Sopir Taksi Green SM Diperiksa Polisi Usai Diduga Picu Tabrakan KA Argo Bromo Anggrek dan KRL

NTVNews - Berita Hari Ini, Terbaru dan Viral - 29 Apr 2026, 11:36
thumbnail-author
Dedi
Penulis & Editor
Bagikan
Warga mengamati taksi listrik Green SM yang rusak pascakecelakaan dengan KRL Commuter Line dan KA Argo Bromo Anggrek di Bekasi Timur, Bekasi, Jawa Barat, Selasa (28/4/2026). Komite Nasional Keselamatan Transportasi (KNKT) mengerahkan tim investigasi Warga mengamati taksi listrik Green SM yang rusak pascakecelakaan dengan KRL Commuter Line dan KA Argo Bromo Anggrek di Bekasi Timur, Bekasi, Jawa Barat, Selasa (28/4/2026). Komite Nasional Keselamatan Transportasi (KNKT) mengerahkan tim investigasi (Antara)

Ntvnews.id, Jakarta - Sopir taksi listrik Green SM kini menjadi fokus utama penyelidikan dalam insiden tabrakan antara KA Argo Bromo Anggrek dan KRL Commuter Line di kawasan Stasiun Bekasi Timur. Aparat kepolisian telah mengamankan pengemudi tersebut untuk menjalani pemeriksaan lebih lanjut di Polres Metro Bekasi Kota.

Kasi Kumpul, Olah, dan Kaji Data Kecelakaan Lalu Lintas Korlantas Polri, Kompol Sandhi Wiedyanoe, memastikan bahwa proses pendalaman terhadap sopir masih berlangsung.

“Pengemudi sudah diamankan di Polres Metro Bekasi Kota untuk dilakukan pendalaman lebih lanjut oleh Kasat Lantas,” ujar Sandhi, Selasa (28/4/2026).

Peristiwa ini bermula dari gangguan teknis pada kendaraan yang dikemudikan sopir tersebut. Mobil listrik yang digunakan mengalami korsleting saat melintas di perlintasan sebidang tanpa palang pintu. Dalam kondisi tersebut, kendaraan tidak dapat segera dipindahkan dan akhirnya tertabrak KRL yang melaju dari arah Cikarang menuju Jakarta.

Baca Juga: DPR Minta Pemerintah Gercep Bangun Flyover Dekat Stasiun Bekasi Timur

Benturan itu tidak hanya menyebabkan kerusakan pada kendaraan, tetapi juga berdampak luas terhadap operasional perjalanan kereta api. Sejumlah perjalanan KRL lainnya terpaksa tertahan karena proses evakuasi di lokasi kejadian.

“Kecelakaan yang melibatkan kereta api dengan kendaraan mobil listrik sebenarnya hanya rugi material. Namun akibatnya, perjalanan kereta api lainnya terganggu, KRL yang menunggu proses evakuasi,” katanya.

Situasi semakin kompleks karena informasi mengenai insiden awal diduga belum tersampaikan secara utuh kepada masinis KA Argo Bromo Anggrek yang melaju dengan kecepatan tinggi, sekitar 110 kilometer per jam. Kondisi ini memicu tabrakan lanjutan yang berujung fatal.

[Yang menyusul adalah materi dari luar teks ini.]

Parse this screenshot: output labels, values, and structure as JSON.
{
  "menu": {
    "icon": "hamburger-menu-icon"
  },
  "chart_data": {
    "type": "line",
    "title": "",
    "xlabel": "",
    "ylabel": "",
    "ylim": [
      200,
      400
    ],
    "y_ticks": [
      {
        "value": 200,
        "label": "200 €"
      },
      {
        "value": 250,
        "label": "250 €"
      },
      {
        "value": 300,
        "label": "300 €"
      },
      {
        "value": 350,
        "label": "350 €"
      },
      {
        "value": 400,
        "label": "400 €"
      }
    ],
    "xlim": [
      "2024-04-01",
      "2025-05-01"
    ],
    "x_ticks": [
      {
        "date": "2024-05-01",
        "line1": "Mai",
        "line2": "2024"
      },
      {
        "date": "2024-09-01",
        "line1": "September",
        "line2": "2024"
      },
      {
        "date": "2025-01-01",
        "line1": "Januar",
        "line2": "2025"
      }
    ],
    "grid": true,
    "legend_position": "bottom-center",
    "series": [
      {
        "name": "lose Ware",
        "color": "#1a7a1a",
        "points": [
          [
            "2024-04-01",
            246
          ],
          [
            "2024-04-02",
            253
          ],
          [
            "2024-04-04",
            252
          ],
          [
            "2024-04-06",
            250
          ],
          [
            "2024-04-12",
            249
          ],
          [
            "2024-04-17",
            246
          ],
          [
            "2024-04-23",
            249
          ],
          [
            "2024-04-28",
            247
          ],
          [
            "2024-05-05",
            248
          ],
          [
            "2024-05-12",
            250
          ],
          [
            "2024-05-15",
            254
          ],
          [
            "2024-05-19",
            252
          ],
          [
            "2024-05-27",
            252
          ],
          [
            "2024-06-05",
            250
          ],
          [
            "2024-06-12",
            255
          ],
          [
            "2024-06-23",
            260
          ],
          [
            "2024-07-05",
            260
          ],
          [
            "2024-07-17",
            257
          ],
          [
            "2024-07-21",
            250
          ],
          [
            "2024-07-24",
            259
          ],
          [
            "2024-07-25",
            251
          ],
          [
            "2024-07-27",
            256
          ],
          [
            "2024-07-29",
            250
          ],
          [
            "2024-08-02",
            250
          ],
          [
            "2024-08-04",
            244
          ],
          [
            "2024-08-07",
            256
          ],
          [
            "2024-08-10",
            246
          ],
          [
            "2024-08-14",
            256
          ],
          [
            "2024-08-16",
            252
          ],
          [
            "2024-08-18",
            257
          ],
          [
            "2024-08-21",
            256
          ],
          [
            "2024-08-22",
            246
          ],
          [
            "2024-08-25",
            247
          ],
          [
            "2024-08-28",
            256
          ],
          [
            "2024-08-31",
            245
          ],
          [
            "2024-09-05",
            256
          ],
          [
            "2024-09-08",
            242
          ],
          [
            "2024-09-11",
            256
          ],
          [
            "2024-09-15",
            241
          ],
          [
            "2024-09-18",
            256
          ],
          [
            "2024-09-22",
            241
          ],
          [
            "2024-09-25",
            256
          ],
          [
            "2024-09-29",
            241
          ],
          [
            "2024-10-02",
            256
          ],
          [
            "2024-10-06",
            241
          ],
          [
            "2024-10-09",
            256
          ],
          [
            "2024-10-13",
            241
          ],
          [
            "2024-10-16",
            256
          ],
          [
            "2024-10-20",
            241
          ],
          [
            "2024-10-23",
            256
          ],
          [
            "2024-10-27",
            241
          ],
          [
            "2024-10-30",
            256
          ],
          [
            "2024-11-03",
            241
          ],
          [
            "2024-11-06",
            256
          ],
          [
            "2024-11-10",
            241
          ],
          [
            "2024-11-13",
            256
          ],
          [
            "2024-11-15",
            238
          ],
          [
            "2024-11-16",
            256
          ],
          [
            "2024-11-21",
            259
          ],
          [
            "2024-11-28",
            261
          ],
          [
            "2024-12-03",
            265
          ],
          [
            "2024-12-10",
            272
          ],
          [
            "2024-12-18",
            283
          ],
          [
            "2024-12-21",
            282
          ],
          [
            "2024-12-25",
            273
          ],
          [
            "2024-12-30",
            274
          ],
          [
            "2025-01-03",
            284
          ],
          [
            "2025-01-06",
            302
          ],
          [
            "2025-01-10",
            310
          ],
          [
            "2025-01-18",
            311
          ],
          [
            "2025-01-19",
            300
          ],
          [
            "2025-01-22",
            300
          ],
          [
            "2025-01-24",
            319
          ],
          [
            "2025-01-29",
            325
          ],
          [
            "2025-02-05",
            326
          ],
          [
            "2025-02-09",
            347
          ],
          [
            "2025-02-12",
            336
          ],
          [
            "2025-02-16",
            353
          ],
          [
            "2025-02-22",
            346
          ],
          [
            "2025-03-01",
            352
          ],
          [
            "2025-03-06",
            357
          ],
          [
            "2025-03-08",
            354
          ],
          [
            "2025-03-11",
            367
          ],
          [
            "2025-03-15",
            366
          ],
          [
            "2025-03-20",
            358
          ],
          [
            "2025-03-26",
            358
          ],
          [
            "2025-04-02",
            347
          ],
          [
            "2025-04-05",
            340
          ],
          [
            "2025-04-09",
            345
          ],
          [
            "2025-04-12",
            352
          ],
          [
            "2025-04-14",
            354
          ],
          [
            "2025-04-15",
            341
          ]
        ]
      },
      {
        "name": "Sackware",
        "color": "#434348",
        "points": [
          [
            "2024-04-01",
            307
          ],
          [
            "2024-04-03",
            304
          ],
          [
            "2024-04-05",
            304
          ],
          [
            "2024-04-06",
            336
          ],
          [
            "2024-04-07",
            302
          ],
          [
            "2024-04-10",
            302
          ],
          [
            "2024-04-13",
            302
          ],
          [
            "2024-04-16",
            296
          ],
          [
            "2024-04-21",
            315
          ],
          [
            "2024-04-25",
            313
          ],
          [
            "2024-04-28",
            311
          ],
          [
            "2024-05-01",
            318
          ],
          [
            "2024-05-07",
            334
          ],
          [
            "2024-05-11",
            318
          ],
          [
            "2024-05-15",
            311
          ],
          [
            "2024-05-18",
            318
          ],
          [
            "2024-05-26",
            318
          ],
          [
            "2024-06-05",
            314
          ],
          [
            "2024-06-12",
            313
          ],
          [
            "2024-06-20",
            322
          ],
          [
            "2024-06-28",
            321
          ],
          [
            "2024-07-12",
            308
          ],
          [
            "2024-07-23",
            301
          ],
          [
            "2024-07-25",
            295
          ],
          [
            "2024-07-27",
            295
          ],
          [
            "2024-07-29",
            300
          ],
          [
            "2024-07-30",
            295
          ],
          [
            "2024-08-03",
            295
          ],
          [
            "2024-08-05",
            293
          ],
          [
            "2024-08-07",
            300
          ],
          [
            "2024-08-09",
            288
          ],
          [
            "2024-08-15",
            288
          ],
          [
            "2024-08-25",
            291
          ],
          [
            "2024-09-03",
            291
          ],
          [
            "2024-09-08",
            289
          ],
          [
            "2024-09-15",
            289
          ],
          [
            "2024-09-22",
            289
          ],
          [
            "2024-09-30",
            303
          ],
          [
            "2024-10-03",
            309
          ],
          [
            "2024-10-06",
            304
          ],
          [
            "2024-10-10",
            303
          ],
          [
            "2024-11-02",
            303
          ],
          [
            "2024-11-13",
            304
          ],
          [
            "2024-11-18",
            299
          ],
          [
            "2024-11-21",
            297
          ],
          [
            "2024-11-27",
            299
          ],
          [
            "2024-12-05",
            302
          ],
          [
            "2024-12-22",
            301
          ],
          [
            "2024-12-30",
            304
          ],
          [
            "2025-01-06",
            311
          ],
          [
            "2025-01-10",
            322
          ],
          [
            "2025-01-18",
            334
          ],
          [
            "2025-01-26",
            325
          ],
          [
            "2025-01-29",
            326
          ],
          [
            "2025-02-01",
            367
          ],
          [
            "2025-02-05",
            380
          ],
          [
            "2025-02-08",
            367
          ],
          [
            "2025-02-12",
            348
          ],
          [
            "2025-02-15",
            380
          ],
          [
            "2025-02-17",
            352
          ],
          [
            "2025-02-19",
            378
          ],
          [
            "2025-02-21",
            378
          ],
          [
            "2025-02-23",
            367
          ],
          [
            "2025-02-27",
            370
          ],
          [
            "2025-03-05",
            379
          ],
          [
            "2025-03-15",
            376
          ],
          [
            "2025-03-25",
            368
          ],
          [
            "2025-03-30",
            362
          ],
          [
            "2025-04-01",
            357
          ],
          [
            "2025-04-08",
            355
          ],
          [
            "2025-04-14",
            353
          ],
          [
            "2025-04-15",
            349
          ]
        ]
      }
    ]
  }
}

“Akibat kurangnya informasi dan koordinasi terjadilah tabrakan di Stasiun Bekasi Timur lebih tepatnya yang mengakibatkan beberapa korban meninggal dunia,” tuturnya.

Baca Juga: Habib Jafar Sebut Korban Kecelakaan KA Bekasi Mati Syahid

Dalam upaya mengungkap penyebab pasti kejadian, kepolisian saat ini melakukan penyidikan menggunakan metode Traffic Accident Analysis (TAA). Pendekatan ini mencakup rekonstruksi menyeluruh mulai dari kondisi sebelum kecelakaan, saat kejadian, hingga setelah insiden berlangsung.

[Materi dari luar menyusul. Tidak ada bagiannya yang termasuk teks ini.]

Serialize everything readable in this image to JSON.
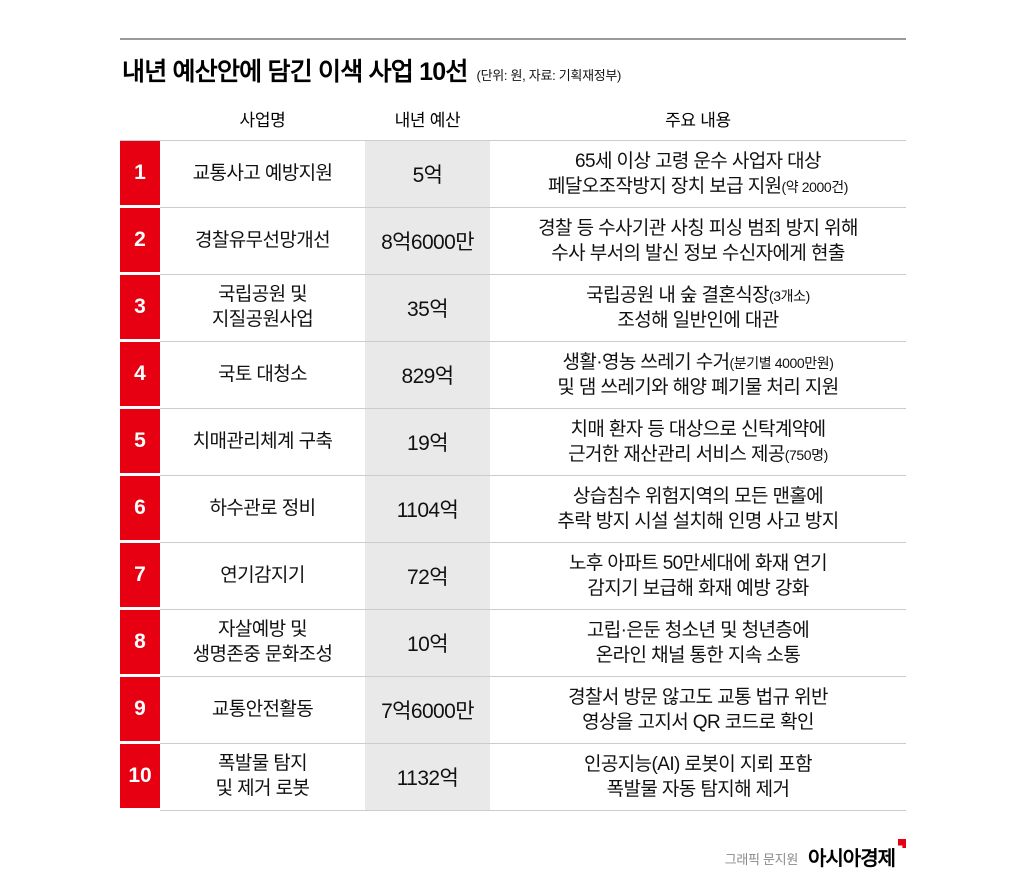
{
  "header": {
    "title": "내년 예산안에 담긴 이색 사업 10선",
    "note": "(단위: 원, 자료: 기획재정부)"
  },
  "chart_data": {
    "type": "table",
    "title": "내년 예산안에 담긴 이색 사업 10선",
    "unit_note": "단위: 원, 자료: 기획재정부",
    "columns": [
      "사업명",
      "내년 예산",
      "주요 내용"
    ],
    "rows": [
      {
        "no": "1",
        "name": "교통사고 예방지원",
        "budget": "5억",
        "budget_won": 500000000,
        "desc1": "65세 이상 고령 운수 사업자 대상",
        "desc1_small": "",
        "desc2": "페달오조작방지 장치 보급 지원",
        "desc2_small": "(약 2000건)"
      },
      {
        "no": "2",
        "name": "경찰유무선망개선",
        "budget": "8억6000만",
        "budget_won": 860000000,
        "desc1": "경찰 등 수사기관 사칭 피싱 범죄 방지 위해",
        "desc1_small": "",
        "desc2": "수사 부서의 발신 정보 수신자에게 현출",
        "desc2_small": ""
      },
      {
        "no": "3",
        "name": "국립공원 및\n지질공원사업",
        "budget": "35억",
        "budget_won": 3500000000,
        "desc1": "국립공원 내 숲 결혼식장",
        "desc1_small": "(3개소)",
        "desc2": "조성해 일반인에 대관",
        "desc2_small": ""
      },
      {
        "no": "4",
        "name": "국토 대청소",
        "budget": "829억",
        "budget_won": 82900000000,
        "desc1": "생활·영농 쓰레기 수거",
        "desc1_small": "(분기별 4000만원)",
        "desc2": "및 댐 쓰레기와 해양 폐기물 처리 지원",
        "desc2_small": ""
      },
      {
        "no": "5",
        "name": "치매관리체계 구축",
        "budget": "19억",
        "budget_won": 1900000000,
        "desc1": "치매 환자 등 대상으로 신탁계약에",
        "desc1_small": "",
        "desc2": "근거한 재산관리 서비스 제공",
        "desc2_small": "(750명)"
      },
      {
        "no": "6",
        "name": "하수관로 정비",
        "budget": "1104억",
        "budget_won": 110400000000,
        "desc1": "상습침수 위험지역의 모든 맨홀에",
        "desc1_small": "",
        "desc2": "추락 방지 시설 설치해 인명 사고 방지",
        "desc2_small": ""
      },
      {
        "no": "7",
        "name": "연기감지기",
        "budget": "72억",
        "budget_won": 7200000000,
        "desc1": "노후 아파트 50만세대에 화재 연기",
        "desc1_small": "",
        "desc2": "감지기 보급해 화재 예방 강화",
        "desc2_small": ""
      },
      {
        "no": "8",
        "name": "자살예방 및\n생명존중 문화조성",
        "budget": "10억",
        "budget_won": 1000000000,
        "desc1": "고립·은둔 청소년 및 청년층에",
        "desc1_small": "",
        "desc2": "온라인 채널 통한 지속 소통",
        "desc2_small": ""
      },
      {
        "no": "9",
        "name": "교통안전활동",
        "budget": "7억6000만",
        "budget_won": 760000000,
        "desc1": "경찰서 방문 않고도 교통 법규 위반",
        "desc1_small": "",
        "desc2": "영상을 고지서 QR 코드로 확인",
        "desc2_small": ""
      },
      {
        "no": "10",
        "name": "폭발물 탐지\n및 제거 로봇",
        "budget": "1132억",
        "budget_won": 113200000000,
        "desc1": "인공지능(AI) 로봇이 지뢰 포함",
        "desc1_small": "",
        "desc2": "폭발물 자동 탐지해 제거",
        "desc2_small": ""
      }
    ]
  },
  "footer": {
    "credit": "그래픽 문지원",
    "brand": "아시아경제"
  },
  "colors": {
    "accent_red": "#e60012",
    "budget_bg": "#e9e9e9",
    "separator": "#cccccc"
  }
}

“Tujuannya memudahkan penyidik laka lantas Polri dalam rangka membuat terang sebuah tindak pidana kejahatan lalu lintas,” ucap Sandhi.

Hasil pemeriksaan terhadap sopir taksi tersebut diharapkan dapat memberikan kejelasan mengenai peran dan tanggung jawab dalam rangkaian peristiwa yang berujung pada kecelakaan besar tersebut.